De centrale bank van de V.S. heeft in vergelijking met de ECB meer opties om de waarde van de munt te manipuleren. Vanuit concurrentie perspectief heeft de V.S. baat bij een verzwakkende munt. Ook veel opkomende landen, die vaak lenen in US Dollar, hebben hier per saldo een voordeel bij. Een aantal analisten en economen heeft de verwachting dat de US Dollar in de komende periode verder verzwakt. Wij hebben al vaker aangegeven dat het heel lastig is de richting van de waarde van valuta te voorspellen.
Grondstoffen
De olieprijs ging in april keihard onderuit en werd voor Amerikaanse olie zelfs korte tijd negatief. Vervolgens werd een opmerkelijk krachtig herstel ingezet. Vanaf het begin van het jaar is de prijs van olie met ongeveer 38% gedaald. Voor het grootste deel van de economie is dit positief. De prijzen zouden nog verder zijn gedaald als de alliantie van olieproducerende landen (OPEC+) geen afspraken had gemaakt om minder op te pompen. De zorgen over de vraag naar olie zijn terug van eigenlijk nooit weggeweest.
Strategie
In het jaar 2020 heeft het er tot op heden alle schijn van dat er een soort van wereldwijde “reset” plaatsvindt. Dit geldt voor veel maatschappelijke en sociale aspecten in de samenleving en het heeft ook een directe invloed op onze economie. Ingezette trends als verduurzaming en digitalisering worden versterkt en versneld. In vorige terugblikken hebben we geschreven over afnemende wereldwijde handel. Tegenwoordig spreekt men van de-globalisering waarbij productie wordt teruggehaald naar de afzetmarkt met het doel flexibeler en onafhankelijker te zijn. Bovendien is er een tendens dat beleid steeds meer door, al dan niet populistische, publieke in plaats van private partijen wordt bepaald. Een voorbeeld hiervan is het dwingende advies aan financiële instellingen om geen dividend uit te keren. Tot slot valt er bij een langdurige periode van fiscale en monetaire stimulering te verwachten dat er een moment komt dat de inflatie gaat oplopen. Daar is overigens tot op heden nog geen sprake van. In onze beheerportefeuilles hebben we vastgehouden aan onze strategie van “rebalancing”. In het eerste kwartaal hebben we op relatief aantrekkelijke niveaus “overwogen” posities afgebouwd en “onderwogen” posities bijgekocht. In het afgelopen kwartaal hebben we door het oplopen van aandelenkoersen hier veelal direct van kunnen profiteren. Daarnaast hebben we in het afgelopen kwartaal in de portefeuilles ingespeeld op de eerder genoemde trends door extra te investeren in beursgenoteerde bedrijven en fondsen die van die trends profiteren.

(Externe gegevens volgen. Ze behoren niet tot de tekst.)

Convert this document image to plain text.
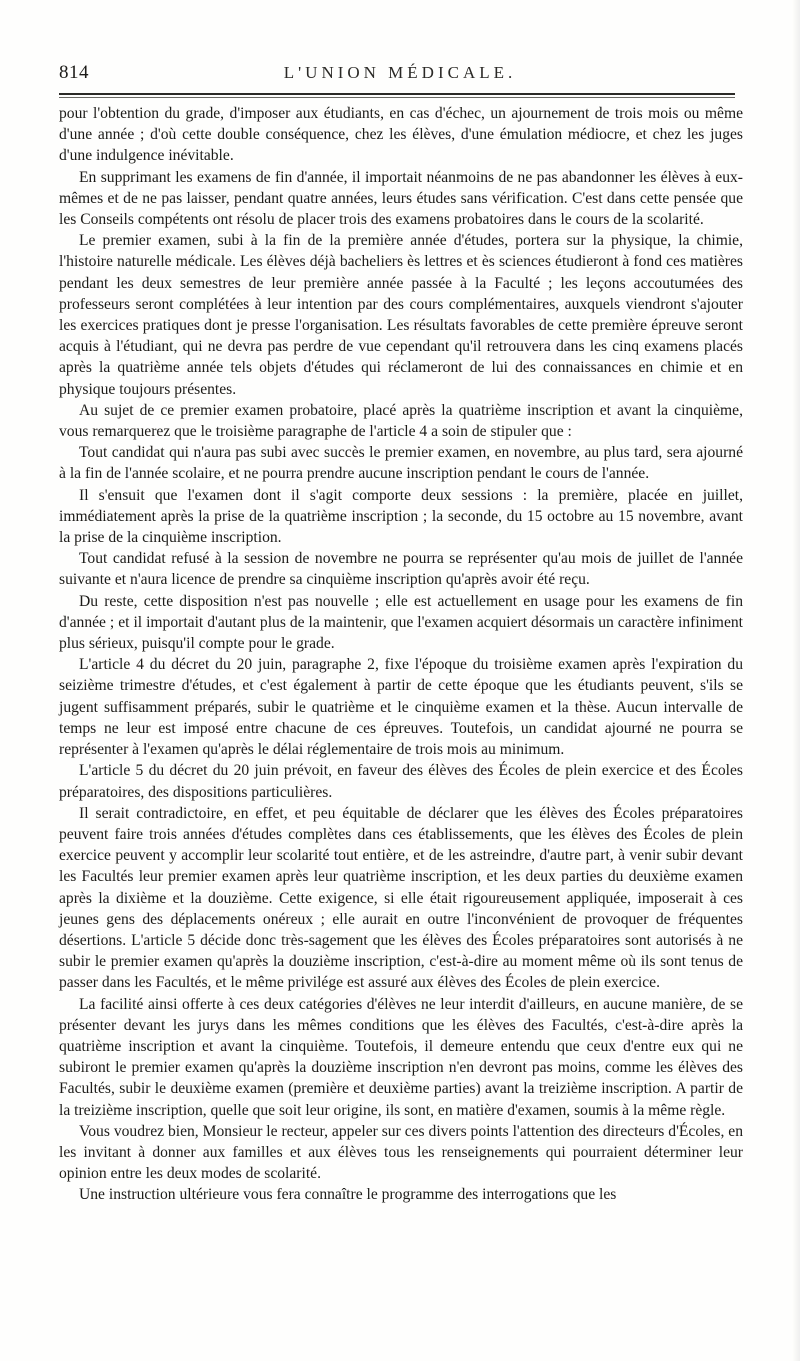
814	L'UNION MÉDICALE.

pour l'obtention du grade, d'imposer aux étudiants, en cas d'échec, un ajournement de trois mois ou même d'une année ; d'où cette double conséquence, chez les élèves, d'une émulation médiocre, et chez les juges d'une indulgence inévitable.

En supprimant les examens de fin d'année, il importait néanmoins de ne pas abandonner les élèves à eux-mêmes et de ne pas laisser, pendant quatre années, leurs études sans vérification. C'est dans cette pensée que les Conseils compétents ont résolu de placer trois des examens probatoires dans le cours de la scolarité.

Le premier examen, subi à la fin de la première année d'études, portera sur la physique, la chimie, l'histoire naturelle médicale. Les élèves déjà bacheliers ès lettres et ès sciences étudieront à fond ces matières pendant les deux semestres de leur première année passée à la Faculté ; les leçons accoutumées des professeurs seront complétées à leur intention par des cours complémentaires, auxquels viendront s'ajouter les exercices pratiques dont je presse l'organisation. Les résultats favorables de cette première épreuve seront acquis à l'étudiant, qui ne devra pas perdre de vue cependant qu'il retrouvera dans les cinq examens placés après la quatrième année tels objets d'études qui réclameront de lui des connaissances en chimie et en physique toujours présentes.

Au sujet de ce premier examen probatoire, placé après la quatrième inscription et avant la cinquième, vous remarquerez que le troisième paragraphe de l'article 4 a soin de stipuler que :

Tout candidat qui n'aura pas subi avec succès le premier examen, en novembre, au plus tard, sera ajourné à la fin de l'année scolaire, et ne pourra prendre aucune inscription pendant le cours de l'année.

Il s'ensuit que l'examen dont il s'agit comporte deux sessions : la première, placée en juillet, immédiatement après la prise de la quatrième inscription ; la seconde, du 15 octobre au 15 novembre, avant la prise de la cinquième inscription.

Tout candidat refusé à la session de novembre ne pourra se représenter qu'au mois de juillet de l'année suivante et n'aura licence de prendre sa cinquième inscription qu'après avoir été reçu.

Du reste, cette disposition n'est pas nouvelle ; elle est actuellement en usage pour les examens de fin d'année ; et il importait d'autant plus de la maintenir, que l'examen acquiert désormais un caractère infiniment plus sérieux, puisqu'il compte pour le grade.

L'article 4 du décret du 20 juin, paragraphe 2, fixe l'époque du troisième examen après l'expiration du seizième trimestre d'études, et c'est également à partir de cette époque que les étudiants peuvent, s'ils se jugent suffisamment préparés, subir le quatrième et le cinquième examen et la thèse. Aucun intervalle de temps ne leur est imposé entre chacune de ces épreuves. Toutefois, un candidat ajourné ne pourra se représenter à l'examen qu'après le délai réglementaire de trois mois au minimum.

L'article 5 du décret du 20 juin prévoit, en faveur des élèves des Écoles de plein exercice et des Écoles préparatoires, des dispositions particulières.

Il serait contradictoire, en effet, et peu équitable de déclarer que les élèves des Écoles préparatoires peuvent faire trois années d'études complètes dans ces établissements, que les élèves des Écoles de plein exercice peuvent y accomplir leur scolarité tout entière, et de les astreindre, d'autre part, à venir subir devant les Facultés leur premier examen après leur quatrième inscription, et les deux parties du deuxième examen après la dixième et la douzième. Cette exigence, si elle était rigoureusement appliquée, imposerait à ces jeunes gens des déplacements onéreux ; elle aurait en outre l'inconvénient de provoquer de fréquentes désertions. L'article 5 décide donc très-sagement que les élèves des Écoles préparatoires sont autorisés à ne subir le premier examen qu'après la douzième inscription, c'est-à-dire au moment même où ils sont tenus de passer dans les Facultés, et le même privilége est assuré aux élèves des Écoles de plein exercice.

La facilité ainsi offerte à ces deux catégories d'élèves ne leur interdit d'ailleurs, en aucune manière, de se présenter devant les jurys dans les mêmes conditions que les élèves des Facultés, c'est-à-dire après la quatrième inscription et avant la cinquième. Toutefois, il demeure entendu que ceux d'entre eux qui ne subiront le premier examen qu'après la douzième inscription n'en devront pas moins, comme les élèves des Facultés, subir le deuxième examen (première et deuxième parties) avant la treizième inscription. A partir de la treizième inscription, quelle que soit leur origine, ils sont, en matière d'examen, soumis à la même règle.

Vous voudrez bien, Monsieur le recteur, appeler sur ces divers points l'attention des directeurs d'Écoles, en les invitant à donner aux familles et aux élèves tous les renseignements qui pourraient déterminer leur opinion entre les deux modes de scolarité.

Une instruction ultérieure vous fera connaître le programme des interrogations que les
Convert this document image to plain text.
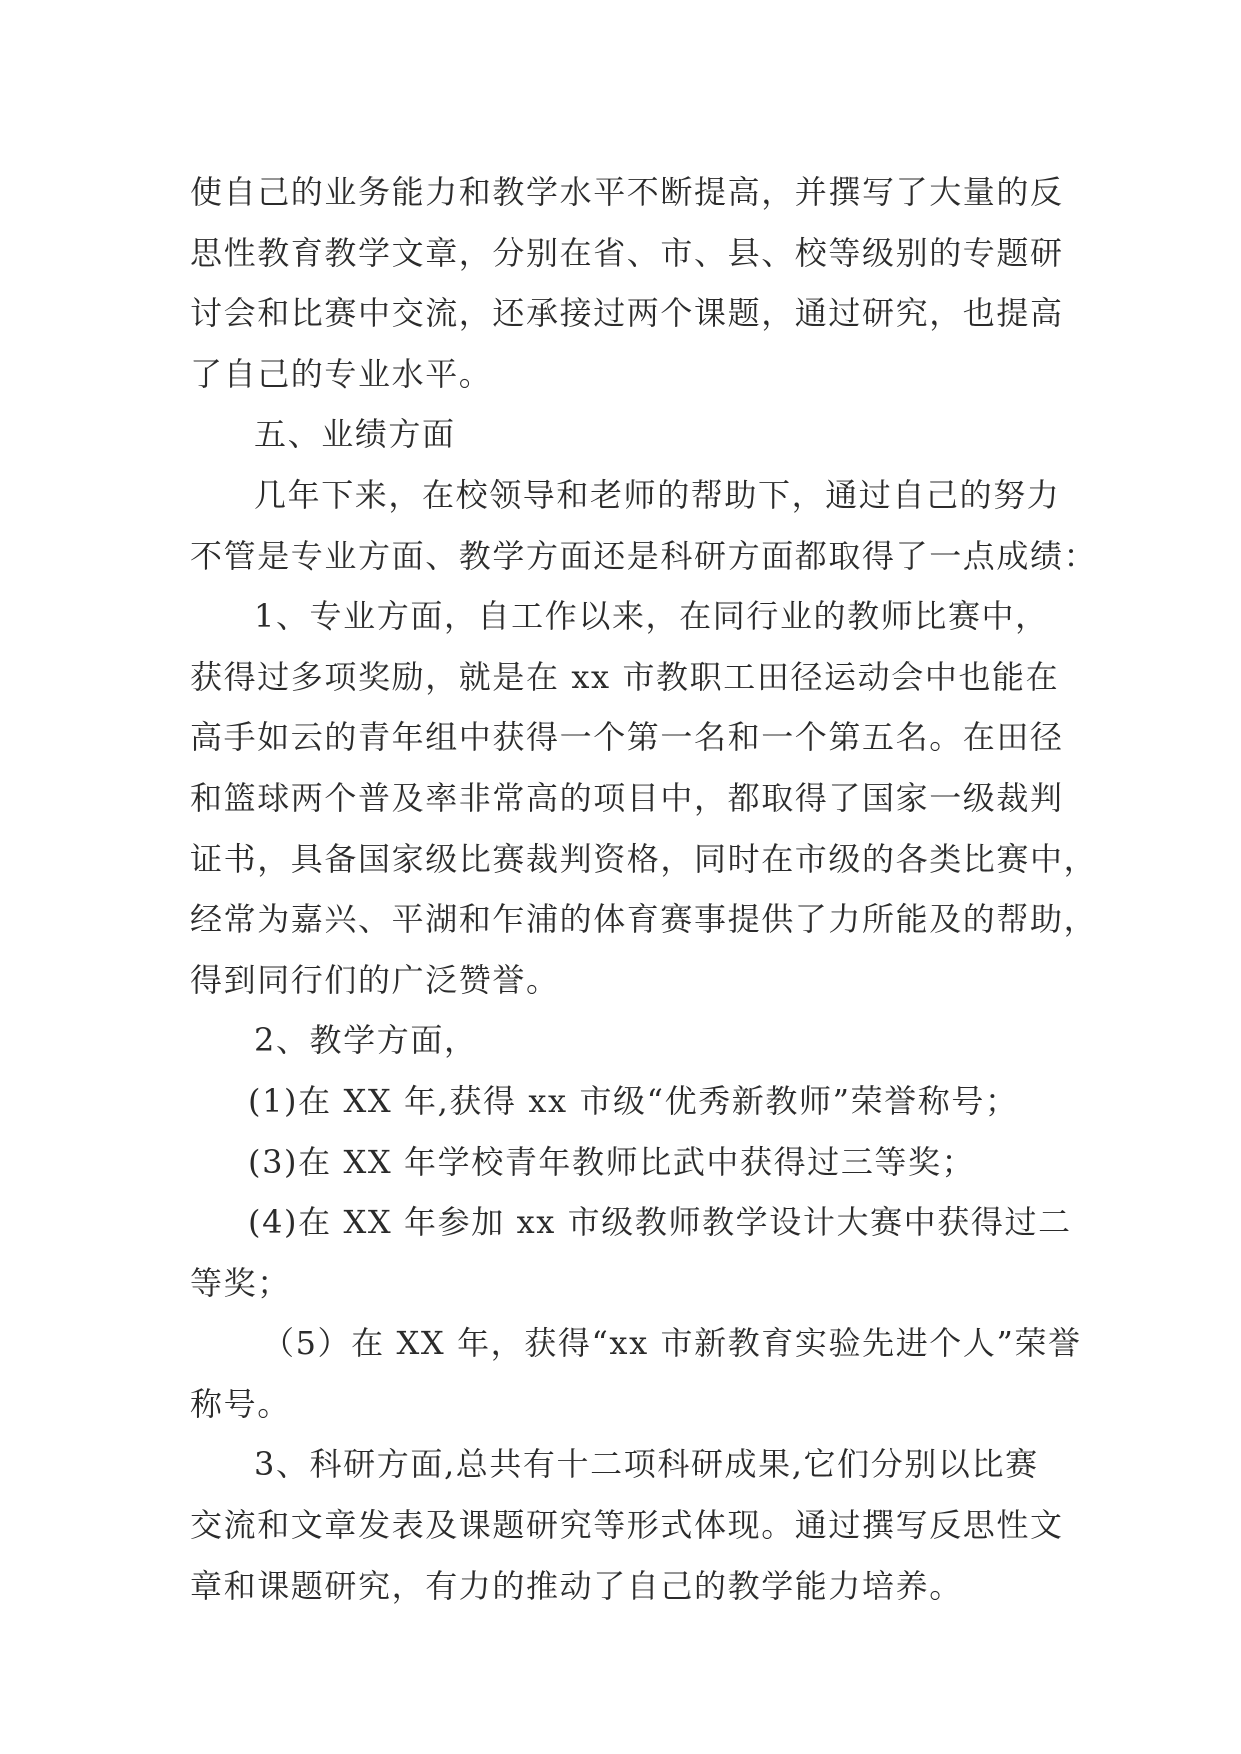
使自己的业务能力和教学水平不断提高，并撰写了大量的反
思性教育教学文章，分别在省、市、县、校等级别的专题研
讨会和比赛中交流，还承接过两个课题，通过研究，也提高
了自己的专业水平。
五、业绩方面
几年下来，在校领导和老师的帮助下，通过自己的努力
不管是专业方面、教学方面还是科研方面都取得了一点成绩：
1、专业方面，自工作以来，在同行业的教师比赛中，
获得过多项奖励，就是在 xx 市教职工田径运动会中也能在
高手如云的青年组中获得一个第一名和一个第五名。在田径
和篮球两个普及率非常高的项目中，都取得了国家一级裁判
证书，具备国家级比赛裁判资格，同时在市级的各类比赛中，
经常为嘉兴、平湖和乍浦的体育赛事提供了力所能及的帮助，
得到同行们的广泛赞誉。
2、教学方面，
(1)在 XX 年,获得 xx 市级“优秀新教师”荣誉称号；
(3)在 XX 年学校青年教师比武中获得过三等奖；
(4)在 XX 年参加 xx 市级教师教学设计大赛中获得过二
等奖；
（5）在 XX 年，获得“xx 市新教育实验先进个人”荣誉
称号。
3、科研方面,总共有十二项科研成果,它们分别以比赛
交流和文章发表及课题研究等形式体现。通过撰写反思性文
章和课题研究，有力的推动了自己的教学能力培养。
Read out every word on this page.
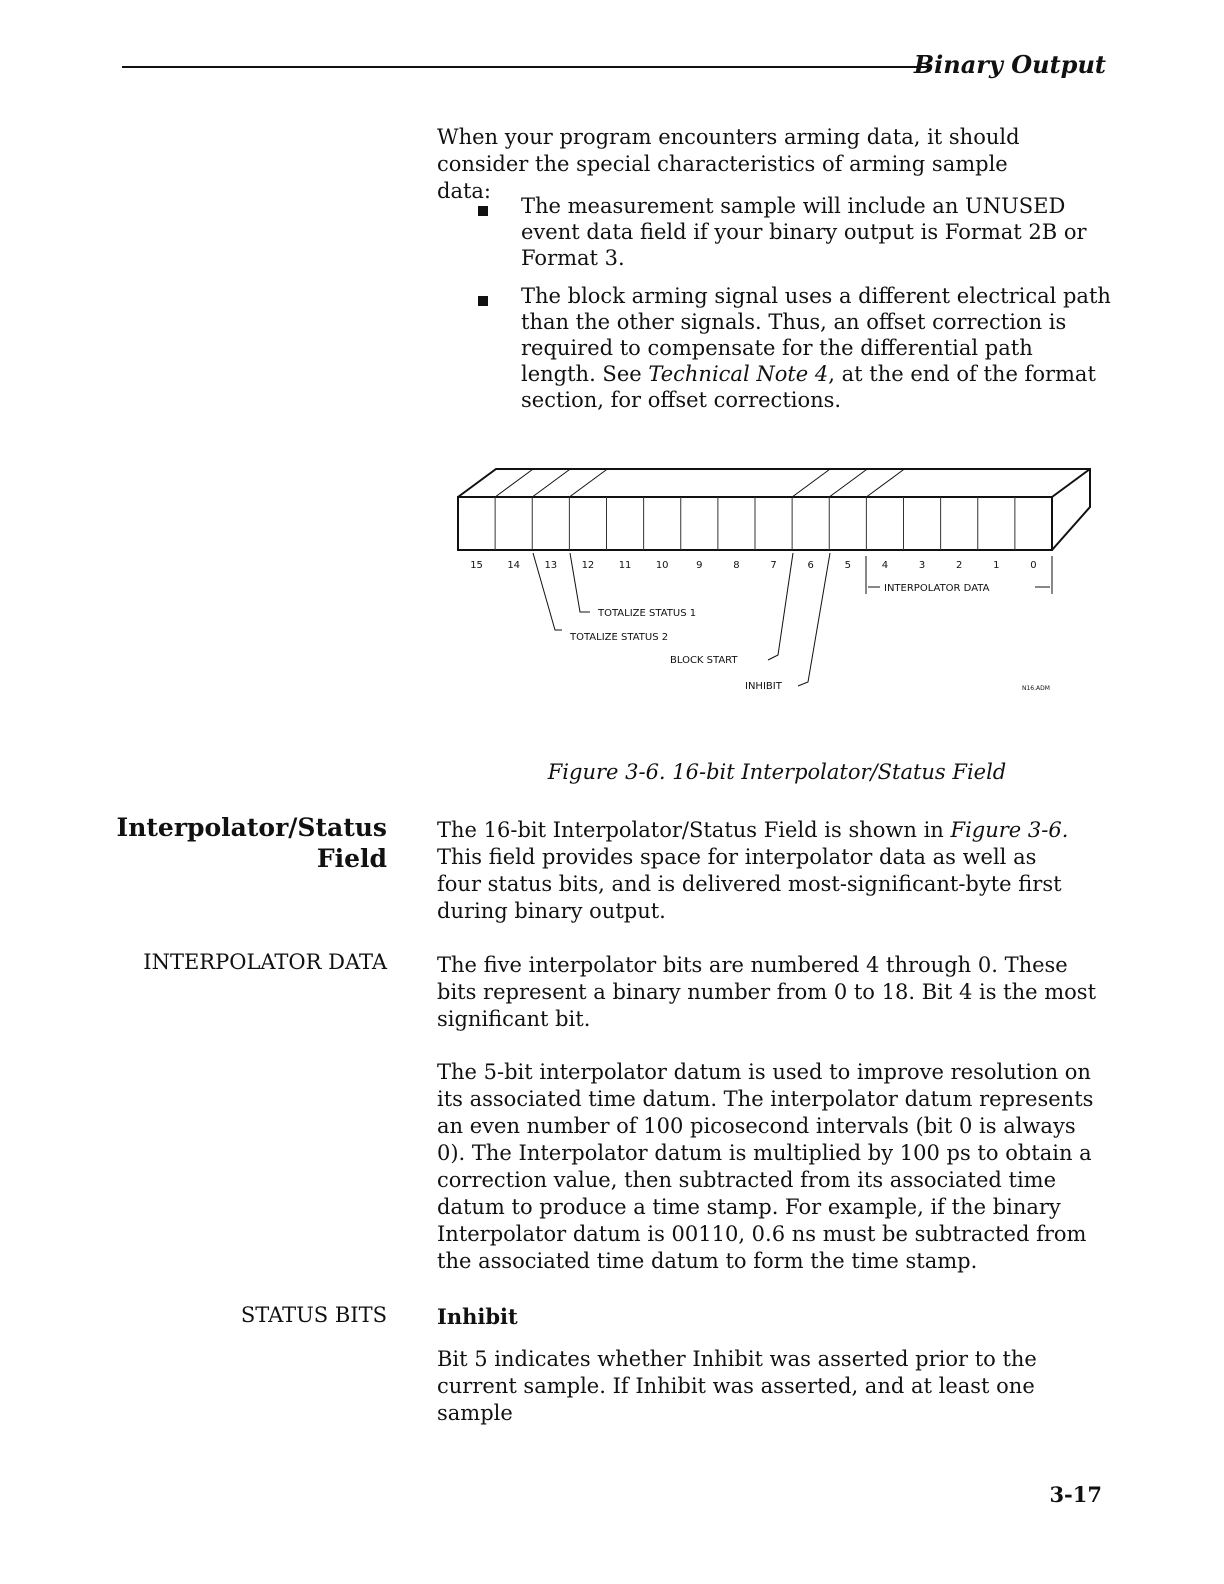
Binary Output
When your program encounters arming data, it should consider the special characteristics of arming sample data:
The measurement sample will include an UNUSED event data field if your binary output is Format 2B or Format 3.
The block arming signal uses a different electrical path than the other signals. Thus, an offset correction is required to compensate for the differential path length. See Technical Note 4, at the end of the format section, for offset corrections.
15 14 13 12 11 10	9	8	7	6	5	4	3	2	1	0
TOTALIZE STATUS 1
TOTALIZE STATUS 2
BLOCK START
INHIBIT
INTERPOLATOR DATA
N16.ADM
Figure 3-6. 16-bit Interpolator/Status Field
Interpolator/Status
Field
The 16-bit Interpolator/Status Field is shown in Figure 3-6. This field provides space for interpolator data as well as four status bits, and is delivered most-significant-byte first during binary output.
INTERPOLATOR DATA The five interpolator bits are numbered 4 through 0. These bits represent a binary number from 0 to 18. Bit 4 is the most significant bit.
The 5-bit interpolator datum is used to improve resolution on its associated time datum. The interpolator datum represents an even number of 100 picosecond intervals (bit 0 is always 0). The Interpolator datum is multiplied by 100 ps to obtain a correction value, then subtracted from its associated time datum to produce a time stamp. For example, if the binary Interpolator datum is 00110, 0.6 ns must be subtracted from the associated time datum to form the time stamp.
STATUS BITS Inhibit
Bit 5 indicates whether Inhibit was asserted prior to the current sample. If Inhibit was asserted, and at least one sample
3-17
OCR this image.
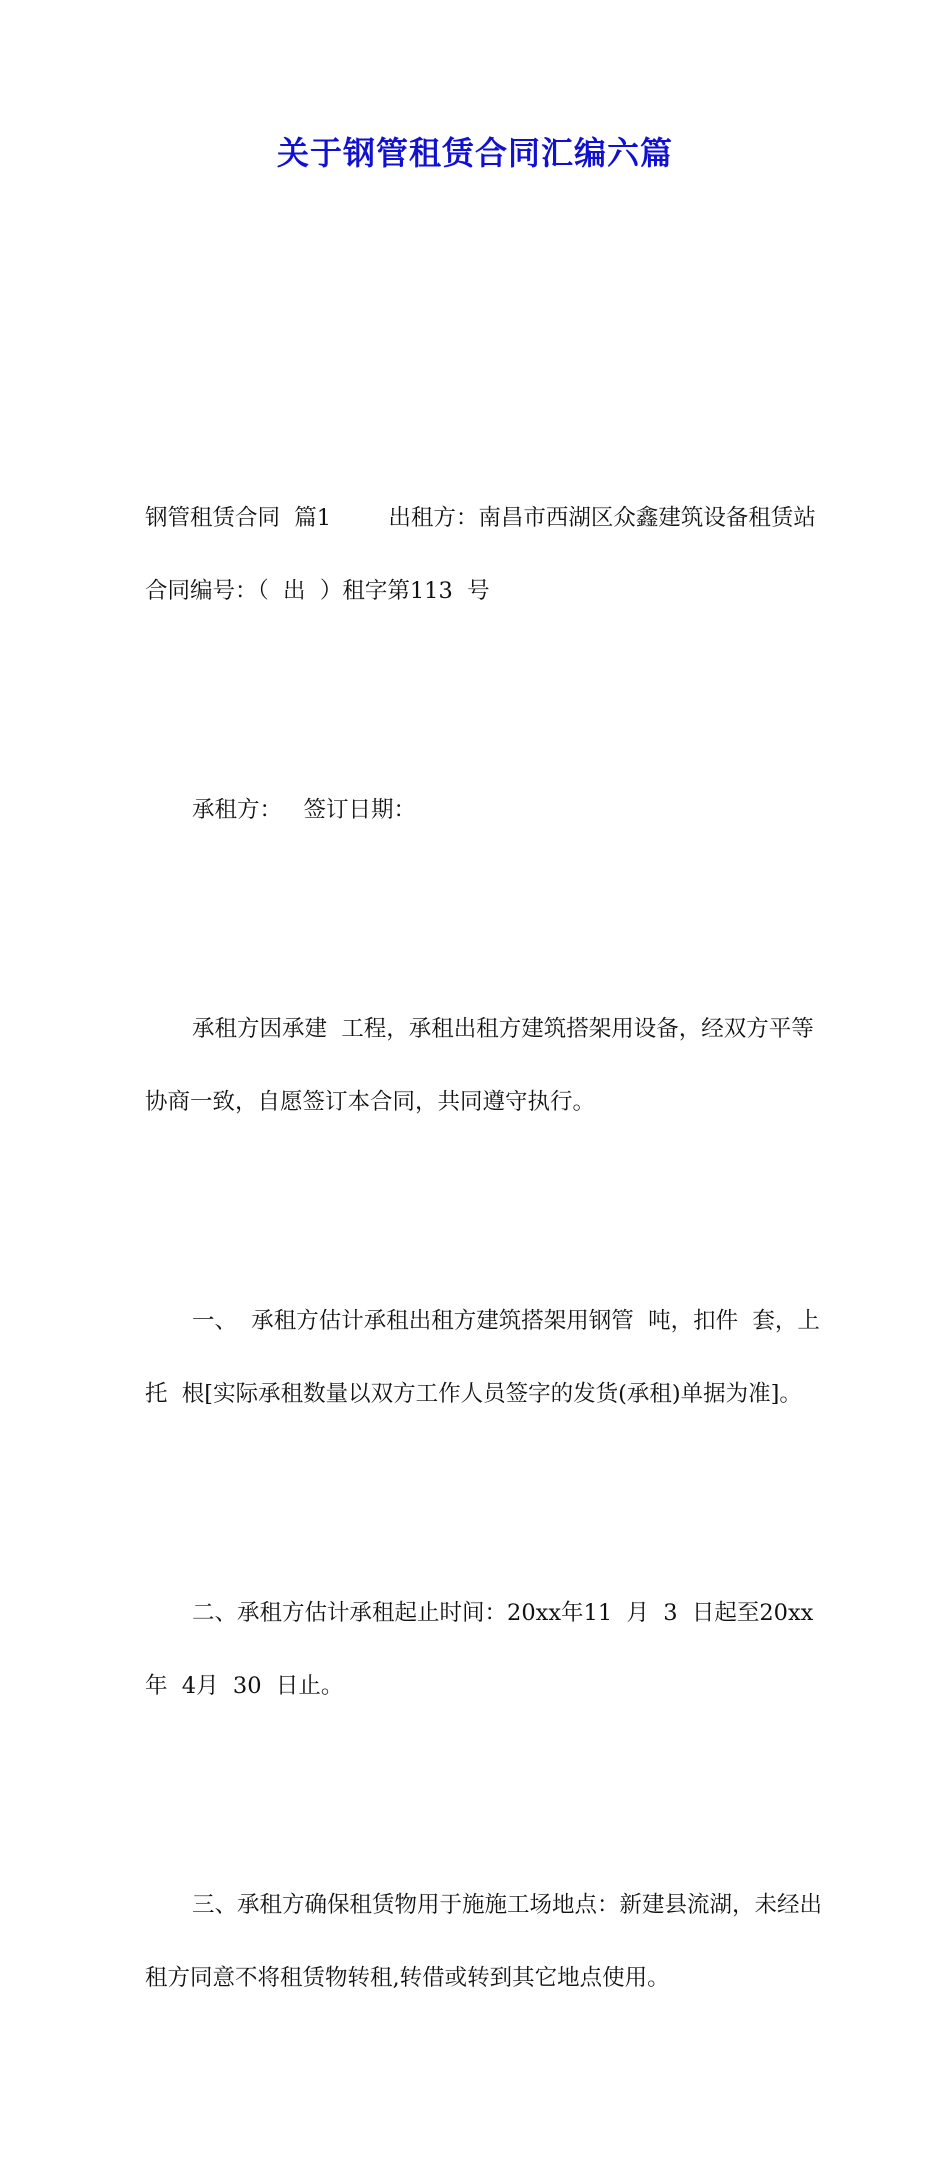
关于钢管租赁合同汇编六篇

钢管租赁合同  篇1        出租方：南昌市西湖区众鑫建筑设备租赁站  合同编号：（  出  ）租字第113  号

承租方：   签订日期：

承租方因承建  工程，承租出租方建筑搭架用设备，经双方平等协商一致，自愿签订本合同，共同遵守执行。

一、  承租方估计承租出租方建筑搭架用钢管  吨，扣件  套，上托  根[实际承租数量以双方工作人员签字的发货(承租)单据为准]。

二、承租方估计承租起止时间：20xx年11  月  3  日起至20xx年  4月  30  日止。

三、承租方确保租赁物用于施施工场地点：新建县流湖，未经出租方同意不将租赁物转租,转借或转到其它地点使用。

Dit betekent overigens absoluut niet dat we afstappen van onze strategie en andere overtuigingen. Daar houden we aan vast in de wetenschap dat standvastigheid het uiteindelijk wint van dwalen. In die zin heeft de snelle omslag op zowel de aandelen- als op de obligatiemarkten het belang van belegd blijven onderstreept. Helaas zijn er nog steeds beleggers die de fout maken de handdoek in de ring te gooien wanneer de stress op de markten extreem is en het pessimisme in de media en op de markten domineert. Probleem hierbij is dat de kentering op de markten niet komt wanneer de situatie weer helemaal hersteld is. Het herstel komt al op gang wanneer de situatie minder verslechtert. Dit blijkt ook als we terugblikken op de eerste helft van 2020. Het glas blijft halfvol. En de vorm van het herstel? Ach, die discussie laten we graag aan anderen over.